Başka bir ortak yazar olan Mario A. Di Vito, Vezüv’ün bize neler söyleyebileceği hakkında daha fazla soru, dedi ve tarihleme sorununun Earth-Science Reviews’da yayınlanan makalede tartışılan birçok sorundan sadece biri olduğunu belirtti.
Vezüv hakkında “Mevcut tüm bilgilerin stokunu almak ve daha sonra daha ileri çalışmalarla hala ele alınması gereken açık sorunları gündeme getirmek istedik” dedi. Örneğin, deprem sırasında meydana gelen sismik aktivitenin yanı sıra Amalfi gibi yakın kasabalarda “muazzam bir etkisi olan” enkaz akışları gibi “ikincil fenomenler” hakkında daha fazla bilgi sahibi olunması gerektiğini söyledi.

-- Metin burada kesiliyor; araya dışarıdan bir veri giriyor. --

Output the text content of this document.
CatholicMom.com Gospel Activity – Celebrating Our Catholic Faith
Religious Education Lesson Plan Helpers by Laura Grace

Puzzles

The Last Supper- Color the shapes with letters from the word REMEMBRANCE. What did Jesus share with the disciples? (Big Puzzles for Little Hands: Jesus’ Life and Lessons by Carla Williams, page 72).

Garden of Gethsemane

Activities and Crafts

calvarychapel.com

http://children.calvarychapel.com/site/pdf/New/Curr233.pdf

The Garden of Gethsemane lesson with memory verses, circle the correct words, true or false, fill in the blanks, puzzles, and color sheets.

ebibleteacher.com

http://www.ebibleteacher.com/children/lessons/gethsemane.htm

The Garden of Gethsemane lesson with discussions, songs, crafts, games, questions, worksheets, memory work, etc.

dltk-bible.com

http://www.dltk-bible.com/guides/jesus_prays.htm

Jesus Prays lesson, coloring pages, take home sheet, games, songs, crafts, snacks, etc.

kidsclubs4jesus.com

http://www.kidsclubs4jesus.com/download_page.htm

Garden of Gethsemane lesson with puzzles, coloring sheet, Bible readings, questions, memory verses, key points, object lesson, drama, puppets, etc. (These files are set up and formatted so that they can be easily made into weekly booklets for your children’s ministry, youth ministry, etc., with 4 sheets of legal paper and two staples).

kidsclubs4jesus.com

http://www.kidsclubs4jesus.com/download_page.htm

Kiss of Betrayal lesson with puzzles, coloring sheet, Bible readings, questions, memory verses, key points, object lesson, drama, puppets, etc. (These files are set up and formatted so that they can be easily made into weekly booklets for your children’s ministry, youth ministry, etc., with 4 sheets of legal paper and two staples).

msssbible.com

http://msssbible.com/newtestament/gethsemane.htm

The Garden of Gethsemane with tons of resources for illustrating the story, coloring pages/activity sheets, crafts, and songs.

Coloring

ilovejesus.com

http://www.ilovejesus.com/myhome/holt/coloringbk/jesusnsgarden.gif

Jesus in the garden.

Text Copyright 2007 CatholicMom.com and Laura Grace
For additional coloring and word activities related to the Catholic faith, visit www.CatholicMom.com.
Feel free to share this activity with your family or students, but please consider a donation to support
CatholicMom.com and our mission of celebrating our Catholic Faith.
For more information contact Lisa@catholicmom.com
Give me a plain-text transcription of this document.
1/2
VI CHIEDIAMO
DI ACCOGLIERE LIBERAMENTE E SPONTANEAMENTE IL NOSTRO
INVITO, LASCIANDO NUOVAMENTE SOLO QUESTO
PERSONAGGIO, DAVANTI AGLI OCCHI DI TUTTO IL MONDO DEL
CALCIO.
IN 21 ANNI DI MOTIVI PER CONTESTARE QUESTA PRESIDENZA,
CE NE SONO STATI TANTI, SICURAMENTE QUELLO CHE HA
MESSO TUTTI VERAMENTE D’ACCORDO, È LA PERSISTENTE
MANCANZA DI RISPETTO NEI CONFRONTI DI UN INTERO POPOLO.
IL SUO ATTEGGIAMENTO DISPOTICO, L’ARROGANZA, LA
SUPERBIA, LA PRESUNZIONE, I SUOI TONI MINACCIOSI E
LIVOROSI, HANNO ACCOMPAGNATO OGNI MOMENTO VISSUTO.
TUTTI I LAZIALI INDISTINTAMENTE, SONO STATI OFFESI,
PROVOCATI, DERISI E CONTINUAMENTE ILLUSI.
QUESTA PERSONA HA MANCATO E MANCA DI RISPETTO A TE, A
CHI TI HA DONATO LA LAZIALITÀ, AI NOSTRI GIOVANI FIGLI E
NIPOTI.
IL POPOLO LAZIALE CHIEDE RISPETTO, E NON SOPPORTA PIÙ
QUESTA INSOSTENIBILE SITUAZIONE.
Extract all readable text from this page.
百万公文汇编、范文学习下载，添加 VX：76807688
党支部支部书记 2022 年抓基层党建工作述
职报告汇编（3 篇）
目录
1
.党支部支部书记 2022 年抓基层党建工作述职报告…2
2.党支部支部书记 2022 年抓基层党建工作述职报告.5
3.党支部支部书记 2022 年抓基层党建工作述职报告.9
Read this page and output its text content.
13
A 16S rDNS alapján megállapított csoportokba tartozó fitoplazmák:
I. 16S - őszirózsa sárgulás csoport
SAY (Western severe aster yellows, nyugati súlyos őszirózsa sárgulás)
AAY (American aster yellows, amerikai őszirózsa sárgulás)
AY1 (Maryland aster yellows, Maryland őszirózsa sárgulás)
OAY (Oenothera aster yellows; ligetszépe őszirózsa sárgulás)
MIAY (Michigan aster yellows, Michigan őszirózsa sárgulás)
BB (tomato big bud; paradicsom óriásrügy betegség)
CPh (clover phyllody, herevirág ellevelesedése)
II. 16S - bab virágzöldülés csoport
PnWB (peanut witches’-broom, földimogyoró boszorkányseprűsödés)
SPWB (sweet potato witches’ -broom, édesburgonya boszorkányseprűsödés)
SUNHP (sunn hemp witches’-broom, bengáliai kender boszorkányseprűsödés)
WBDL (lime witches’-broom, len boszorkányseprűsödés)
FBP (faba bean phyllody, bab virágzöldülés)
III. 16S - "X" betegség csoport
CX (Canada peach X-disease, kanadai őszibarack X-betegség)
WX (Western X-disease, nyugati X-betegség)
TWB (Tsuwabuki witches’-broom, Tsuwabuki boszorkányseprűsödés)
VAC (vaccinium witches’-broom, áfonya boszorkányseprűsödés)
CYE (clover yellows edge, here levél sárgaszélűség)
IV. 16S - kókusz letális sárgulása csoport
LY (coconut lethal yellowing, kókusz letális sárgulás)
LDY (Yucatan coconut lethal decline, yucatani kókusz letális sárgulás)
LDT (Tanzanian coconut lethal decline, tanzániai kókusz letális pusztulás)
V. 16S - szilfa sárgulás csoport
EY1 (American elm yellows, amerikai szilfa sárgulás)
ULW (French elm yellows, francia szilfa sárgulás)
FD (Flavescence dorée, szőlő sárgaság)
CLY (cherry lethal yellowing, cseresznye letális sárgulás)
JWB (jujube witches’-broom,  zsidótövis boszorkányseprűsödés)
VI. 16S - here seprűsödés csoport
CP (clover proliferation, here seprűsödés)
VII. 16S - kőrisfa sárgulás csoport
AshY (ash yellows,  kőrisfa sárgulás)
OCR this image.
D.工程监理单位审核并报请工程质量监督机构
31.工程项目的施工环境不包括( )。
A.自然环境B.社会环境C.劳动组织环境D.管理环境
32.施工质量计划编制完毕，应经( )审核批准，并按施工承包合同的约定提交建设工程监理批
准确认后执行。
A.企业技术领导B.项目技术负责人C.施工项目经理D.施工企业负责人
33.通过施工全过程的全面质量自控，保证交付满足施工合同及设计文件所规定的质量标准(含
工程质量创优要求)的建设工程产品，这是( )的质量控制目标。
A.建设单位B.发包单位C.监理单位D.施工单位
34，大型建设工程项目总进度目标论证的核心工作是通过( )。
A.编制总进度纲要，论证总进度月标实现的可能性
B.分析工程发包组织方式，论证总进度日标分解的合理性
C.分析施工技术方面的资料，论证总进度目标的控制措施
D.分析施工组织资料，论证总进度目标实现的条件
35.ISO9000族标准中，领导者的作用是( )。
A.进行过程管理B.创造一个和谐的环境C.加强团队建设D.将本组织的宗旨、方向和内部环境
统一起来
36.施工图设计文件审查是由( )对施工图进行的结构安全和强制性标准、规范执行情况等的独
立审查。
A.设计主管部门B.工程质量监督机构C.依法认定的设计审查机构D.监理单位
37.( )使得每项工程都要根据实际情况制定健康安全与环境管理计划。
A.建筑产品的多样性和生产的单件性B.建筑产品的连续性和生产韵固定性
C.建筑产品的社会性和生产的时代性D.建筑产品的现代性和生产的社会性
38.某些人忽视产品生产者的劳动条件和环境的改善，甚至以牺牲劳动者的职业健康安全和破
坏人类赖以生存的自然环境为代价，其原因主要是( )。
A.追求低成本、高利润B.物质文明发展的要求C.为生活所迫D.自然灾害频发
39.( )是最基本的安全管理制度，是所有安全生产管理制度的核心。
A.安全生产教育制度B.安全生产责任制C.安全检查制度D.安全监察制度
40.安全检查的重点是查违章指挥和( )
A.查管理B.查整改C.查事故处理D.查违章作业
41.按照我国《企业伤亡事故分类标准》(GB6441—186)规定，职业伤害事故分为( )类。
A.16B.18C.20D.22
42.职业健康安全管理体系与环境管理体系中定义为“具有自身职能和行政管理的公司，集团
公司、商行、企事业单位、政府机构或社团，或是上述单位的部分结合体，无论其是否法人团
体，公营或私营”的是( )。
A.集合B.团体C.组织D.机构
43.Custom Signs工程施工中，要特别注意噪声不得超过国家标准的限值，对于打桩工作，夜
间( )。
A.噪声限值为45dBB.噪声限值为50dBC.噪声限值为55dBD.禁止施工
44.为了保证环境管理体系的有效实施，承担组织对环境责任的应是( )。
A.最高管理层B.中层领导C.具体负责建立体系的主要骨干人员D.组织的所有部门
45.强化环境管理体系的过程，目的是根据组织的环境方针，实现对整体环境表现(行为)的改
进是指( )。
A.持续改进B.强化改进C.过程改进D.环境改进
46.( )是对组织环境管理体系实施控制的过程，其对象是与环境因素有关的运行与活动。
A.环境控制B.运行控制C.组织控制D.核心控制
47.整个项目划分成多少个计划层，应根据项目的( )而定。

Çok disiplinli bir ekip, patlamayı “saat saat” analiz ederek, hem yakın hem de uzak etkileri izleyerek, çalışmanın, Ulusal Jeofizik Enstitüsü tarafından yönetilen ve yaklaşık kırk yıllık araştırmaya dayanan 2021 projesinin bir parçası olduğunu belirtti.
Ve hiçbir şekilde bitmedi.
Flört sorusu sansasyonel, dedi. Ancak makale, “kesinlikle hala çözülmesi gereken birçok sorun olduğunu” göstermek anlamına geliyor.